European compliance departments – already busy with GDPR implementation and Brexit structuring projects – may have been heard to let out a small sigh when further changes to European anti-money laundering rules were confirmed by the European Parliament last week. Whilst everyone wants to avoid taking dirty money into their funds, it is less than a year since the 4th Anti-Money Laundering Directive became effective across the European Union, requiring fairly significant upgrades of policies and procedures. Surely further changes are not needed already?
The good news is that – although some tweaks to policies will be needed when the next set of changes become effective – the reforms are incremental and mostly affect the regulatory authorities. Private funds will not have to make dramatic changes. And, in any case, there is still plenty of time: the 5th Anti-Money Laundering Directive (AMLD5) was adopted by the European Parliament on 19 April 2018, following political agreement at the end of last year, but it now needs to be approved by the Council. That approval is expected in May or June, and member states will then have 18 months to pass implementing legislation. (Incidentally, the UK is very likely to implement these changes even as it prepares to leave the European Union, since the terms of the currently proposed transitional period require it to adopt any new rules that become effective before December 2020.)
But there are two proposed changes that are relevant to fund managers, and it would be useful to keep these in mind ahead of the expected implementation date at the end of 2019.
First, access to the register of ultimate beneficial owners of European entities – including, of course, portfolio companies – will be extended.

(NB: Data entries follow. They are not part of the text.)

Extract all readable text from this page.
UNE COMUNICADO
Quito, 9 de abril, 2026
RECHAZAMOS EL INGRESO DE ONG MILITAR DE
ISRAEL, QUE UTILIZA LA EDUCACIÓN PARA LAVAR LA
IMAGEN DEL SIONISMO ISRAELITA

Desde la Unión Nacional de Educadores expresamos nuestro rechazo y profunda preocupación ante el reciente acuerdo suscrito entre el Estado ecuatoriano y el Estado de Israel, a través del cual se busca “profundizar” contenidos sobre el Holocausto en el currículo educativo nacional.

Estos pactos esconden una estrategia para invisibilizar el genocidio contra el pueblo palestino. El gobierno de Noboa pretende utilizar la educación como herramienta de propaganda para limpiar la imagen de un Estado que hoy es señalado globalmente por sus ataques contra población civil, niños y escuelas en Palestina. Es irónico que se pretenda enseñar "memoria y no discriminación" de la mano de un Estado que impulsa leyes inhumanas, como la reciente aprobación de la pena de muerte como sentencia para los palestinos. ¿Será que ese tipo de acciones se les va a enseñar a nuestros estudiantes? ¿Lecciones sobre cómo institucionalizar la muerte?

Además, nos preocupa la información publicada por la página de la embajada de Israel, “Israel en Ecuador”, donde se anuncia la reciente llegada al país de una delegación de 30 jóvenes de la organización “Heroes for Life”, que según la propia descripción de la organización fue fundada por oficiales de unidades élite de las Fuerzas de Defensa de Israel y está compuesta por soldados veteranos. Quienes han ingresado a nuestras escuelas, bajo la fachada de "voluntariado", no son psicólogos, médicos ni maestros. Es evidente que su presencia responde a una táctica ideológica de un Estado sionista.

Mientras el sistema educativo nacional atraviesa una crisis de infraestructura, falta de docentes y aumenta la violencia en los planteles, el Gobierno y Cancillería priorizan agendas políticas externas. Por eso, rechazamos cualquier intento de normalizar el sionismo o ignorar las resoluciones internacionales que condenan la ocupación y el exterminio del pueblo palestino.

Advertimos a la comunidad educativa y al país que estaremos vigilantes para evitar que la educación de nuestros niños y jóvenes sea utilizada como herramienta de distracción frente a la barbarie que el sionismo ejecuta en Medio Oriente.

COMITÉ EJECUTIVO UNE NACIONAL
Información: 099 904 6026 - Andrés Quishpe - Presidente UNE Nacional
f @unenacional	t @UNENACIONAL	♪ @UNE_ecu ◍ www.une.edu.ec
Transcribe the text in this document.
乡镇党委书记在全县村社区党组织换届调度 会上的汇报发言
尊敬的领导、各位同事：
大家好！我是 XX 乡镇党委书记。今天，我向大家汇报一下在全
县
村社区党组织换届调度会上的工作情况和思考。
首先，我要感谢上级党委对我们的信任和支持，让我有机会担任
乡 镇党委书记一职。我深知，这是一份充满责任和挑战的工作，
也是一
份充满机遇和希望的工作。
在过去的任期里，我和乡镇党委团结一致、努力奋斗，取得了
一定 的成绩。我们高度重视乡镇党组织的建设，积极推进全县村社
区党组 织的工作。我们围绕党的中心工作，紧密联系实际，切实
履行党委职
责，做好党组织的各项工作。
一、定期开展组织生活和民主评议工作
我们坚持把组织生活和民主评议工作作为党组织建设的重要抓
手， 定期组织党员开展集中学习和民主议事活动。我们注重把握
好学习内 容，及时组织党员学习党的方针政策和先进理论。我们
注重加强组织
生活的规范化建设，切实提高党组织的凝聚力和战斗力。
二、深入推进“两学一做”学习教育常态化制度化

Under the existing pan-EU rules, implemented in June last year, “beneficial owners” – individuals that own or control an entity, including by holding at least 25 percent of the entity’s shares (directly or indirectly) – have to be recorded on a register, but do not have to be publicly identified. Some countries, including Denmark and (to some extent) the Netherlands, have already gone further and made their registers public, and the UK (which had substantially implemented the EU requirement a year earlier, through its Register of Persons with Significant Control) had already done so. Other countries, including Germany, France and Luxembourg, currently limit access to their register to public authorities and others “able to demonstrate a legitimate interest”.
AMLD5 will change that. It will require some basic information – identity, month and year of birth, country of residence and nationality, as well as the nature and extent of the beneficial interest held – to be available to “any member of the general public” in all EU countries. Further, AMLD5 will enable beneficial ownership information in relation to trusts – the settlors, trustees and beneficiaries – to be accessed not only by public authorities, but also anyone “able to demonstrate a legitimate interest” and (in some cases) those who file a written request. It will also extend the obligations to trust-like structures (such as certain types of German Treuhand), which were apparently overlooked in the last round of reforms. Ultimately, the national registers will be connected to permit cooperation and exchange of information between member states.
Secondly, AMLD5 will upgrade the rules applying to firms dealing with parties from designated high-risk third countries, such as Ethiopia, Sri Lanka and Iran. Business relationships will be made subject to specific enhanced due diligence measures. These will be required whether a firm is dealing with an individual or a legal entity, and will require the firm to gather information on the customer’s source of wealth and source of funds (and that of its beneficial owner), obtain approval from senior management for establishing the relationship, and monitor the relationship more closely.
So, firms will have to keep money laundering rules on their own project list for the time being, but the rule changes envisaged by AMLD5 are mostly designed to help the authorities to detect and pursue money launderers, and are not radical. It seems like a small price to pay if AMLD5 achieves its goal: to enlarge and strengthen the EU’s ability to bear down on money laundering and terrorist financing.